Esporte
As origens do Jiu-Jítsu – Parte 3
A Influência do Sumô e do Kumiuchi no Jiu-Jítsu
O Sumô, hoje, é um esporte de combate ritualizado e muito diferente do que conhecemos como Jiu-Jítsu. Suas raízes estão profundamente ligadas a rituais religiosos e à agricultura. E o Sumô foi sendo moldado, ao longo de séculos, por influências culturais, religiosas e militares.
Muitos estudiosos o consideram uma das artes marciais e tradições culturais mais antigas do Japão. Sua origem remonta a mais de 2.000 anos, com registros de combates que datam do período Yayoi (300 a.C. – 300 d.C.).
Suas origens mitológicas são ainda mais antigas. Segundo uma das lendas escritas no “Kojiki” ou o “Registros de Assuntos Antigos” (712 d.C. – clã Yamate), o Sumô foi usado para decidir o controle das terras japonesas em um combate entre dois deuses: Takemikazuchi No Kami e Takeminakata No Kami.
Nesse combate, Takemikazuchi venceu a luta, simbolizando a vitória do clã dos deuses sobre os humanos, garantindo o controle do Japão.
Essa história reforça a ideia de que o Sumô estava intimamente ligado ao destino do país e à sua ordem social, contribuindo para a tradição de respeito, honra e hierarquia, características comuns às artes marciais japonesas.

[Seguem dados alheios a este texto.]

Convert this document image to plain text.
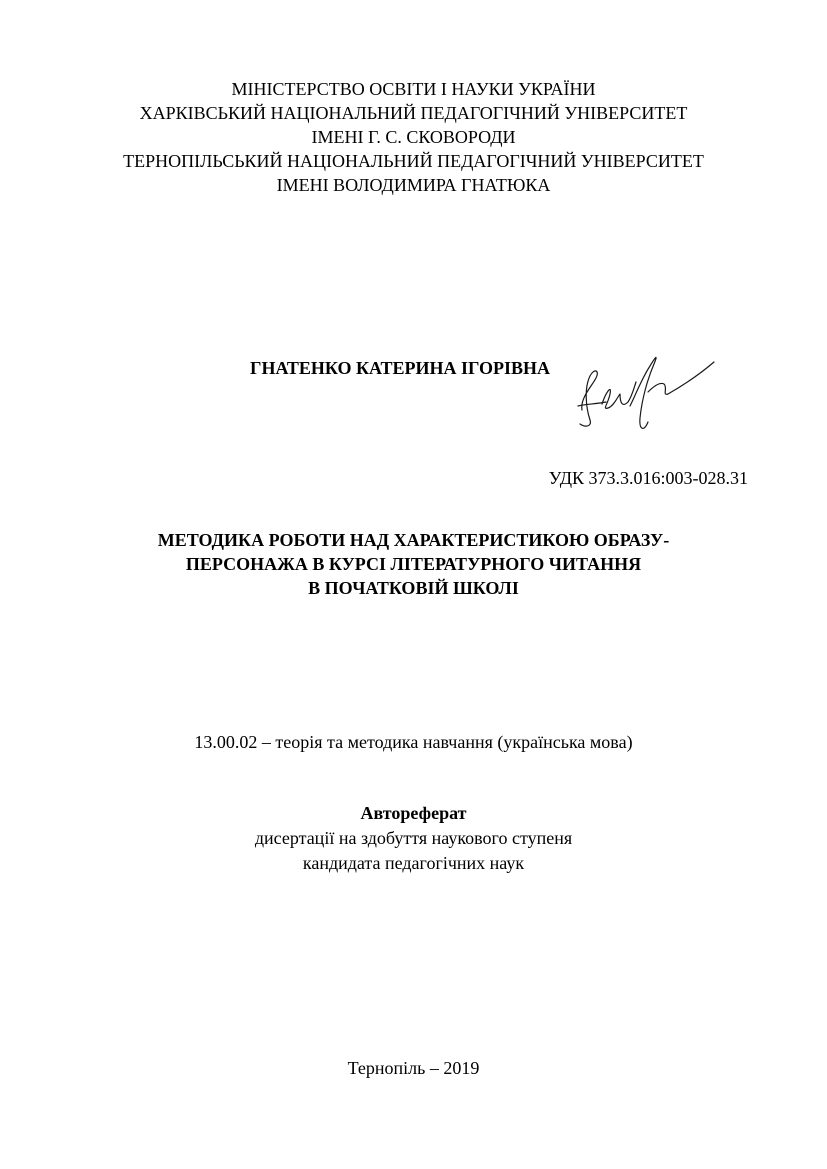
МІНІСТЕРСТВО ОСВІТИ І НАУКИ УКРАЇНИ
ХАРКІВСЬКИЙ НАЦІОНАЛЬНИЙ ПЕДАГОГІЧНИЙ УНІВЕРСИТЕТ
ІМЕНІ Г. С. СКОВОРОДИ
ТЕРНОПІЛЬСЬКИЙ НАЦІОНАЛЬНИЙ ПЕДАГОГІЧНИЙ УНІВЕРСИТЕТ
ІМЕНІ ВОЛОДИМИРА ГНАТЮКА
ГНАТЕНКО КАТЕРИНА ІГОРІВНА
УДК 373.3.016:003-028.31
МЕТОДИКА РОБОТИ НАД ХАРАКТЕРИСТИКОЮ ОБРАЗУ-
ПЕРСОНАЖА В КУРСІ ЛІТЕРАТУРНОГО ЧИТАННЯ
В ПОЧАТКОВІЙ ШКОЛІ
13.00.02 – теорія та методика навчання (українська мова)
Автореферат
дисертації на здобуття наукового ступеня
кандидата педагогічних наук
Тернопіль – 2019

Desenvolvimento no Período Nara e Heian (séculos VIII a XII)
Durante os períodos Nara (710 – 794) e Heian (794 – 1185), o Sumô começou a ganhar mais popularidade entre a corte imperial.
Ele foi formalizado como entretenimento para a nobreza e para as famílias imperiais. Durante festivais ou eventos importantes, competições de Sumô eram organizadas. Essas lutas ainda tinham elementos cerimoniais, porém o aspecto competitivo começava a emergir.

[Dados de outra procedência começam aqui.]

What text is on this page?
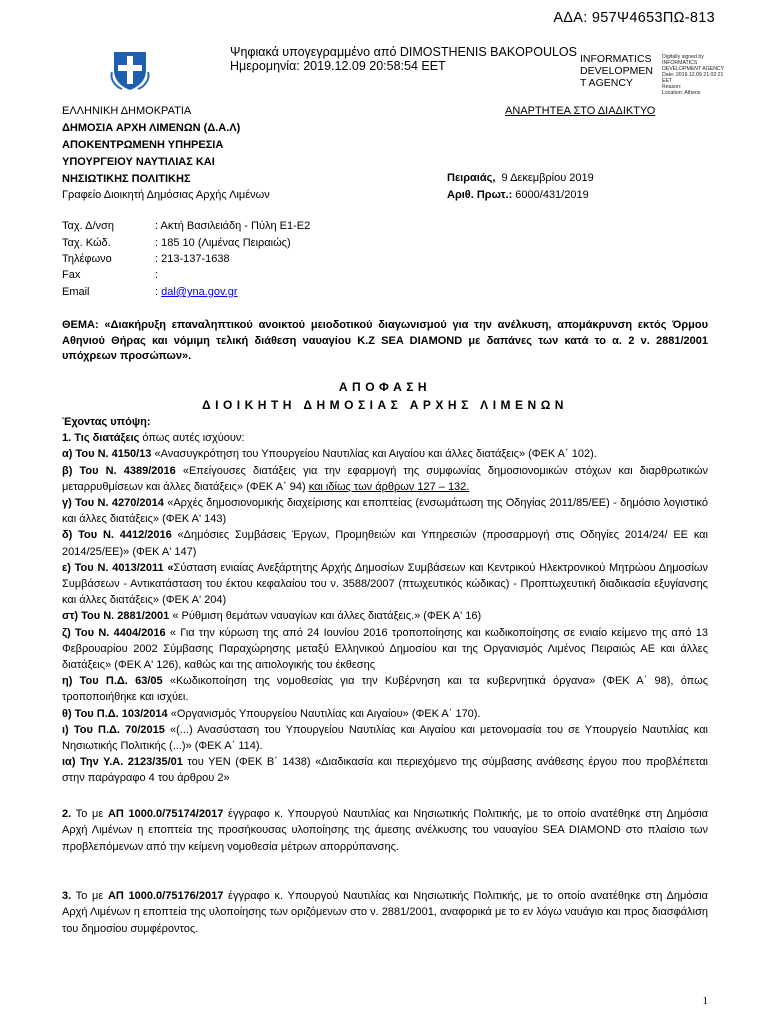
ΑΔΑ: 957Ψ4653ΠΩ-813
Ψηφιακά υπογεγραμμένο από DIMOSTHENIS BAKOPOULOS
Ημερομηνία: 2019.12.09 20:58:54 EET	INFORMATICS DEVELOPMEN T AGENCY
Digitally signed by
INFORMATICS
DEVELOPMENT AGENCY
Date: 2019.12.09 21:02:21
EET
Reason:
Location: Athens
ΕΛΛΗΝΙΚΗ ΔΗΜΟΚΡΑΤΙΑ
ΔΗΜΟΣΙΑ ΑΡΧΗ ΛΙΜΕΝΩΝ (Δ.Α.Λ)
ΑΠΟΚΕΝΤΡΩΜΕΝΗ ΥΠΗΡΕΣΙΑ
ΥΠΟΥΡΓΕΙΟΥ ΝΑΥΤΙΛΙΑΣ ΚΑΙ
ΝΗΣΙΩΤΙΚΗΣ ΠΟΛΙΤΙΚΗΣ
Γραφείο Διοικητή Δημόσιας Αρχής Λιμένων
ΑΝΑΡΤΗΤΕΑ ΣΤΟ ΔΙΑΔΙΚΤΥΟ
Πειραιάς, 9 Δεκεμβρίου 2019
Αριθ. Πρωτ.: 6000/431/2019
Ταχ. Δ/νση	: Ακτή Βασιλειάδη - Πύλη Ε1-Ε2
Ταχ. Κώδ.	: 185 10 (Λιμένας Πειραιώς)
Τηλέφωνο	: 213-137-1638
Fax	:
Email	: dal@yna.gov.gr
ΘΕΜΑ: «Διακήρυξη επαναληπτικού ανοικτού μειοδοτικού διαγωνισμού για την ανέλκυση, απομάκρυνση εκτός Όρμου Αθηνιού Θήρας και νόμιμη τελική διάθεση ναυαγίου Κ.Ζ SEA DIAMOND με δαπάνες των κατά το α. 2 ν. 2881/2001 υπόχρεων προσώπων».
ΑΠΟΦΑΣΗ
ΔΙΟΙΚΗΤΗ ΔΗΜΟΣΙΑΣ ΑΡΧΗΣ ΛΙΜΕΝΩΝ

Έχοντας υπόψη:

1. Τις διατάξεις όπως αυτές ισχύουν:

α) Του Ν. 4150/13 «Ανασυγκρότηση του Υπουργείου Ναυτιλίας και Αιγαίου και άλλες διατάξεις» (ΦΕΚ Α΄ 102).

β) Του Ν. 4389/2016 «Επείγουσες διατάξεις για την εφαρμογή της συμφωνίας δημοσιονομικών στόχων και διαρθρωτικών μεταρρυθμίσεων και άλλες διατάξεις» (ΦΕΚ Α΄ 94) και ιδίως των άρθρων 127 – 132.

γ) Του Ν. 4270/2014 «Αρχές δημοσιονομικής διαχείρισης και εποπτείας (ενσωμάτωση της Οδηγίας 2011/85/ΕΕ) - δημόσιο λογιστικό και άλλες διατάξεις» (ΦΕΚ Α' 143)

δ) Του Ν. 4412/2016 «Δημόσιες Συμβάσεις Έργων, Προμηθειών και Υπηρεσιών (προσαρμογή στις Οδηγίες 2014/24/ ΕΕ και 2014/25/ΕΕ)» (ΦΕΚ Α' 147)

ε) Του Ν. 4013/2011 «Σύσταση ενιαίας Ανεξάρτητης Αρχής Δημοσίων Συμβάσεων και Κεντρικού Ηλεκτρονικού Μητρώου Δημοσίων Συμβάσεων - Αντικατάσταση του έκτου κεφαλαίου του ν. 3588/2007 (πτωχευτικός κώδικας) - Προπτωχευτική διαδικασία εξυγίανσης και άλλες διατάξεις» (ΦΕΚ Α' 204)

στ) Του Ν. 2881/2001 « Ρύθμιση θεμάτων ναυαγίων και άλλες διατάξεις.» (ΦΕΚ Α' 16)

ζ) Του Ν. 4404/2016 « Για την κύρωση της από 24 Ιουνίου 2016 τροποποίησης και κωδικοποίησης σε ενιαίο κείμενο της από 13 Φεβρουαρίου 2002 Σύμβασης Παραχώρησης μεταξύ Ελληνικού Δημοσίου και της Οργανισμός Λιμένος Πειραιώς ΑΕ και άλλες διατάξεις» (ΦΕΚ Α' 126), καθώς και της αιτιολογικής του έκθεσης

η) Του Π.Δ. 63/05 «Κωδικοποίηση της νομοθεσίας για την Κυβέρνηση και τα κυβερνητικά όργανα» (ΦΕΚ Α΄ 98), όπως τροποποιήθηκε και ισχύει.

θ) Του Π.Δ. 103/2014 «Οργανισμός Υπουργείου Ναυτιλίας και Αιγαίου» (ΦΕΚ Α΄ 170).

ι) Του Π.Δ. 70/2015 «(...) Ανασύσταση του Υπουργείου Ναυτιλίας και Αιγαίου και μετονομασία του σε Υπουργείο Ναυτιλίας και Νησιωτικής Πολιτικής (...)» (ΦΕΚ Α΄ 114).

ια) Την Υ.Α. 2123/35/01 του ΥΕΝ (ΦΕΚ Β΄ 1438) «Διαδικασία και περιεχόμενο της σύμβασης ανάθεσης έργου που προβλέπεται στην παράγραφο 4 του άρθρου 2»

2. Το με ΑΠ 1000.0/75174/2017 έγγραφο κ. Υπουργού Ναυτιλίας και Νησιωτικής Πολιτικής, με το οποίο ανατέθηκε στη Δημόσια Αρχή Λιμένων η εποπτεία της προσήκουσας υλοποίησης της άμεσης ανέλκυσης του ναυαγίου SEA DIAMOND στο πλαίσιο των προβλεπόμενων από την κείμενη νομοθεσία μέτρων απορρύπανσης.
3. Το με ΑΠ 1000.0/75176/2017 έγγραφο κ. Υπουργού Ναυτιλίας και Νησιωτικής Πολιτικής, με το οποίο ανατέθηκε στη Δημόσια Αρχή Λιμένων η εποπτεία της υλοποίησης των οριζόμενων στο ν. 2881/2001, αναφορικά με το εν λόγω ναυάγιο και προς διασφάλιση του δημοσίου συμφέροντος.
1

Nessa época, também surgiram registros formais de lutas e regras que moldariam o Sumô como um esporte.
As técnicas usadas nas lutas eram simples (abandonando o aspecto brutal usado anteriormente), baseadas em empurrões, pegadas e quedas, mas sem as regras complexas que vemos atualmente.
Mesmo assim, às vezes, as lutas eram violentas, como a que foi vista pelo Imperador Suinin em 23 a.C., na qual Nomi No Sukune matou Tayma No Kuehara.
Influência Militar e Evolução no Período Kamakura e Edo (séculos XII a XIX)
Com o advento do período feudal, o Sumô se tornou uma forma de treinamento para os samurais. Durante o período Kamakura (1185 – 1333), quando o Japão estava sob o domínio militar dos xoguns (ditadura militar japonesa), o Sumô foi usado para preparar os guerreiros para o combate corpo a corpo nos campos de batalha.
Nesse contexto, ele se aproximou das artes marciais, com técnicas de projeção e imobilização, que seriam incorporadas na formatação do Kumiuchi, do Jiu-Jítsu e de outras artes marciais.
O Kumiuchi (luta agarrada) começou a ser formatado no período Kamakura (1185 – 1333), durante as guerras frequentes entre os clãs samurais, enquanto o Sumô seguiu sua própria evolução.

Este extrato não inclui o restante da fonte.